Gulati believes that these reforms will "provide greater choice and freedom to farmers to sell their produce and to buyers to buy and store, thereby creating competition in agricultural marketing. This competition is expected to help build more efficient value chains in agriculture by reducing marketing costs, enabling better price discovery, improving price realisation for farmers and, at the same time, reducing the price paid by consumers. It will also encourage private investment in storage, thus reducing wastage and help contain seasonal price volatility."

It is because of these reasons, Gulati has called the implementation of farm laws as “1991 movement for agriculture” referring to the liberalisation of India’s economy which lifted millions out of poverty, created tens of million of jobs and saved India from becoming a basket case.

However, he has also made some suggestions to improve upon the reforms. He writes that "for these legal changes to deliver results, we need to create Farmer Producer Organisations (FPOs) and invest in marketing infrastructure”.

The third member is Anil Ghanwat who heads the reform minded Shetkari Sangathan, a non-political organisation founded by late Sharad Joshi, former member of Parliament and a farmer leader who fought all his life for more freedom for access to technology and markets for farmers.

After his name was announced, Ghanwat said that the three farm reforms have been a demand for the last 40 years. "Several farmer leaders and unions want freedom from the monopoly of APMC, this need to be stopped and farmers should be given the freedom to sell their crop,” he told the media. “Farmers who want MSP should get it and those who want freedom from it should also have an option," he added.

Earlier, Ghanwat had said that the farm laws have opened opportunities for farmers and it wasn’t wise to withdraw them under pressure from Punjab’s farmers because then no government would dare introduce these reforms in future. However, he had recommended staying the implementation of the laws and amending them after discussions with farmers.

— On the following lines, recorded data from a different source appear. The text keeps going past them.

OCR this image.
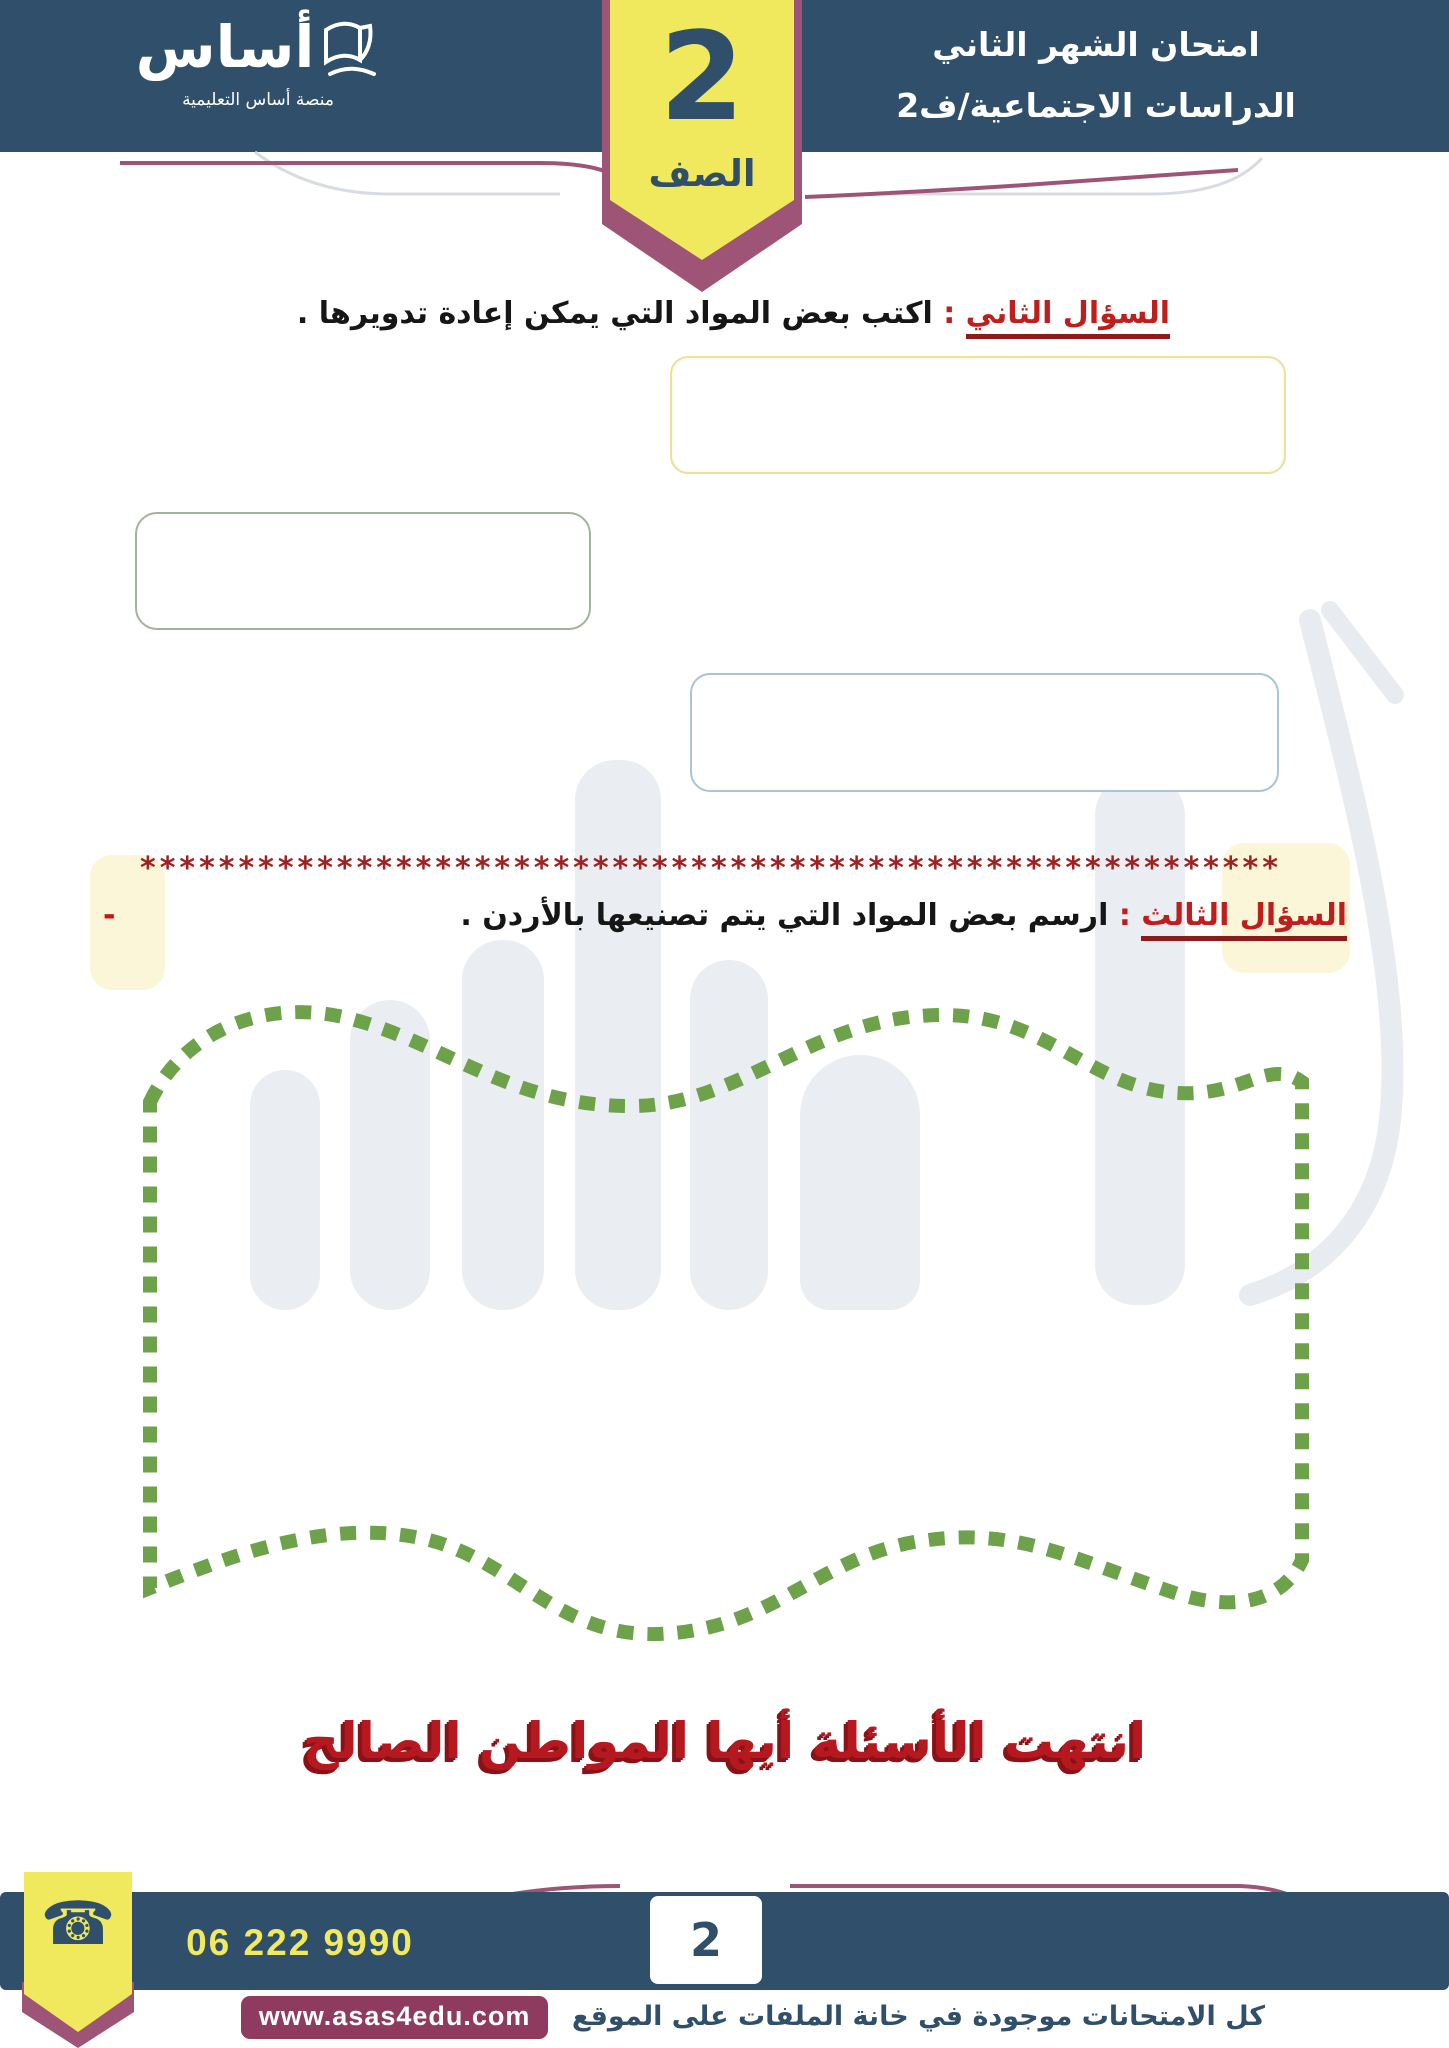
أساس
منصة أساس التعليمية
امتحان الشهر الثاني
الدراسات الاجتماعية/ف2
2
الصف
السؤال الثاني : اكتب بعض المواد التي يمكن إعادة تدويرها .
**********************************************************
-	السؤال الثالث : ارسم بعض المواد التي يتم تصنيعها بالأردن .
انتهت الأسئلة أيها المواطن الصالح
☎	06 222 9990	2
كل الامتحانات موجودة في خانة الملفات على الموقع www.asas4edu.com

Fourth member is Dr P K Joshi, an agriculture scientist and director for South Asia, International Food Policy Research Institute. In an op-ed written in Financial Express, he had criticised farm unions for constantly changing goal posts while negotiating with the Centre. “Initially, it was claimed that the laws were framed without consulting farmers and farmer organisations; this is an unfair claim. The issue of deregulating agricultural markets has been under discussion and been debated for the last two decades,” he wrote.

“Gradually, the demand was changed to ‘give MSP a legal status’,” he said.

“Finally, the farmer associations are demanding the complete withdrawal of new farm laws,” Dr Joshi added further.

To break the deadlock, he suggests that the Centre should leave it to the states for implementing the laws "with contextual modifications to the provisions of the current Act that states would be committed to bear extra expenditures, if any, from their own exchequers. The states that implement the legislations in their true spirit may be incentivised as recommended by the Fifteenth Finance Commission."

Dr Joshi is flexible on demand of changing arbitration mechanism between farmers and buyers in contract farming, the jurisdiction of civil court authorities, etc, however, he says that “rollback of the farm laws will be disastrous for the farm sector and farmers.”